Many incomplete segments, what is it even returning? predicted_text referenced before assignment. #71

Closed SuppliedOrange closed 3 months ago

SuppliedOrange commented 4 months ago

Error:

  File "C:\Users\Dhruv\Desktop\py\AudioProcessorWhisper\whisper_mic_test.py", line 5, in <module>
    result = mic.listen()
  File "C:\Users\Dhruv\AppData\Local\Programs\Python\Python310\lib\site-packages\whisper_mic\whisper_mic.py", line 215, in listen
    self.__listen_handler(timeout, phrase_time_limit)
  File "C:\Users\Dhruv\AppData\Local\Programs\Python\Python310\lib\site-packages\whisper_mic\whisper_mic.py", line 132, in __listen_handler
    self.__transcribe(data=audio_data)
  File "C:\Users\Dhruv\AppData\Local\Programs\Python\Python310\lib\site-packages\whisper_mic\whisper_mic.py", line 184, in __transcribe
    if predicted_text not in self.banned_results:
UnboundLocalError: local variable 'predicted_text' referenced before assignment

Code:

from whisper_mic import WhisperMic

mic = WhisperMic( mic_index=2, save_file=True, english=True )

result = mic.listen()
print(result)

I solved it with this:

    def __transcribe(self,data=None, realtime: bool = False) -> None:
        if data is None:
            audio_data = self.__get_all_audio()
        else:
            audio_data = data
        audio_data,is_audio_loud_enough = self.__preprocess(audio_data)

        if is_audio_loud_enough:
            # faster_whisper returns an iterable object rather than a string
            predicted_text = '' # I MOVED THIS HERE, ON TOP <-------

            if self.faster:
                segments, info = self.audio_model.transcribe(audio_data)
                for segment in segments:
                    predicted_text += segment.text
            else:
                if self.english:
                    result = self.audio_model.transcribe(audio_data,language='english',suppress_tokens="") # This is what i need but it doesnt return?
                else:
                    result = self.audio_model.transcribe(audio_data,suppress_tokens="")
                    predicted_text = result["text"]

            if not self.verbose:
                if predicted_text not in self.banned_results:
                    self.result_queue.put_nowait(predicted_text)
            else:
                if predicted_text not in self.banned_results:
                    self.result_queue.put_nowait(result)

            print('predicted_text ' + predicted_text)

            if self.save_file:
                # os.remove(audio_data)
                self.file.write(predicted_text)

I decided to modify the code to actually return something and put something in the predicted text.
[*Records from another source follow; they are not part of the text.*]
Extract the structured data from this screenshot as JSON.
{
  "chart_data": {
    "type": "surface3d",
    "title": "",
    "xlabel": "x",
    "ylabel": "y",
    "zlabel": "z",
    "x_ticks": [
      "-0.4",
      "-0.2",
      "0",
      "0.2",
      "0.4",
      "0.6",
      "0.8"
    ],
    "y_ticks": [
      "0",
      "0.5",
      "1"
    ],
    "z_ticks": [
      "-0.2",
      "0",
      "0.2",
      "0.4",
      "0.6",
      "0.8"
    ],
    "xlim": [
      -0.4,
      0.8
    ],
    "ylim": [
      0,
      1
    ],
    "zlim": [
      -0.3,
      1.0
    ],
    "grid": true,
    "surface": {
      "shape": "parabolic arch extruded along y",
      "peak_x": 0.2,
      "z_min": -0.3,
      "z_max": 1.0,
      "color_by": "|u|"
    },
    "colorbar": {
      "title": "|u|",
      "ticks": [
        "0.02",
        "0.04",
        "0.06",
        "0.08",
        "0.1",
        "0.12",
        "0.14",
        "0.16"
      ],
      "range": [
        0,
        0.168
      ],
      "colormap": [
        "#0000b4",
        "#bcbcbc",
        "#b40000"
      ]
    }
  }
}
mallorbc commented 4 months ago

The code is already like this though? https://github.com/mallorbc/whisper_mic/blob/d813c0f16b455b1495d22b83dc0787dae65d8c5d/whisper_mic/whisper_mic.py#L169-L193

Perhaps I neglected to push a new release with this? I will look into in when I get some time

mallorbc commented 4 months ago

With regards to how to get the text back, the result is being written to a queue. You get the result from pulling from the queue.

SuppliedOrange commented 4 months ago

I installed this from pip, so yeah probably. Sorry if my post came off as a little rude, I just re-read it. I hope it gets fixed!

mallorbc commented 4 months ago

I installed this from pip, so yeah probably. Sorry if my post came off as a little rude, I just re-read it. I hope it gets fixed!

I did not find it rude. Thanks for bringing it to my attention! People like you help make Open Source better!

mallorbc commented 3 months ago

This should be fixed. Please let me know if it is not